There’s Sonic Racing Transformed coming out in November, which differs from the first one in that as you’re racing through the track, the track will change and as it does, the car will transform into a boat, plane, jets or other different things. The flying was probably the hardest thing to get done – the boats racing across water is just really cool.
You’ve got that, you’ve got Aliens coming in February, which, again, is looking great. It’s just incredible. When you get to see what the story is…
…yeah, only multiplayer was on display at E3.
Yes, and that’s because we don’t want to give too much away. I spent time with Randy [Pitchford] when he was out here. He spoke to me about the story, and it blew my mind. When they say it’s the true sequel to Aliens, it is.

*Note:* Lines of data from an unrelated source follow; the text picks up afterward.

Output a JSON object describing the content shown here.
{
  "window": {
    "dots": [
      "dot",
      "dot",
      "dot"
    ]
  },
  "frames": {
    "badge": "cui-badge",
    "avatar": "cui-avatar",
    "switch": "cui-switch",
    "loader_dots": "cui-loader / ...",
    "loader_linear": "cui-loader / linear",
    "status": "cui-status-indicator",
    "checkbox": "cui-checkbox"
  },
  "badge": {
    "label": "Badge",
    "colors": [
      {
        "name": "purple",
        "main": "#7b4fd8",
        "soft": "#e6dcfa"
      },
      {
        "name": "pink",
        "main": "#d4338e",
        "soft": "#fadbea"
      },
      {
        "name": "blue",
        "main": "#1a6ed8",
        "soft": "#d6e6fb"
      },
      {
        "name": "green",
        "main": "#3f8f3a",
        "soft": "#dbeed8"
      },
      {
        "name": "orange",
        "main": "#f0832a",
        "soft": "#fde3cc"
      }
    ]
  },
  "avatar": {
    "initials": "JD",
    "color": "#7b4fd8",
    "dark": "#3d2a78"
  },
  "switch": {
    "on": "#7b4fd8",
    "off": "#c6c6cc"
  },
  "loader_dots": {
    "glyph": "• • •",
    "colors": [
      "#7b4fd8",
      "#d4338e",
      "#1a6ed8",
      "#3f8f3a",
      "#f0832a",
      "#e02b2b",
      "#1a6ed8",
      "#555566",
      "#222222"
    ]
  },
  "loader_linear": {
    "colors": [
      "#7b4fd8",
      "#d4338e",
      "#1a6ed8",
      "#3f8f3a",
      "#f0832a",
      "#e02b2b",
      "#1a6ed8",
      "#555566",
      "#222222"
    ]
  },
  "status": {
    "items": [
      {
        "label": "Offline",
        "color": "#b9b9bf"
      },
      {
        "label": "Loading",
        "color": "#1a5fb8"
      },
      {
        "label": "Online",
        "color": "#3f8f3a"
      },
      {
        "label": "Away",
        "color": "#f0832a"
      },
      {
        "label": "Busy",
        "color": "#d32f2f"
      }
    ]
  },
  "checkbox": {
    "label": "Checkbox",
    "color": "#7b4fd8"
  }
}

You can’t just take something that exists in Fox’s universe which was written by those amazing guys and just do what we want. It’s got to have the right storyline.
At E3, we had the xenos versus the marines, and the public played as marines with the Gearbox people playing as the xenos. The reason for that was that it takes a little getting used to, and we couldn’t have people pick up the xenos and expect to just get is straight away.
The guys from Gearbox only lost one game in that entire two and a half days at E3. I would’ve thought the marines would’ve outpowered the aliens something fierce. It’s down to the different ways they do it, the different types of aliens they’re bringing in – people are going to love the different sides of it.
So you’ve got that, and then obviously we announced Total War: Rome 2.
My first response to that was to check on whether the Aussie guys had anything to do with it.
Yeah, the local guys are done with the Olympics, but they’ve got other unannounced projects they’re working on.
They’ve got some great ideas, and from my perspective the team at Sega Studios Australia has a really good road map – I don’t doubt them at all. Marcus [Fielding] and the guys are really switched on, so I can’t wait to see how their next projects go.
They’ve got things to be working on. People will be really happy with what’s going on.
So other than Rome, we’ve also got another Aliens (which we’ve announced), which is being done at Creative Assembly [UK] as well. When they opened up their new extension to their studio in Horsham and put their console team together, they announced it then. So there’s another Aliens console property which is due later on.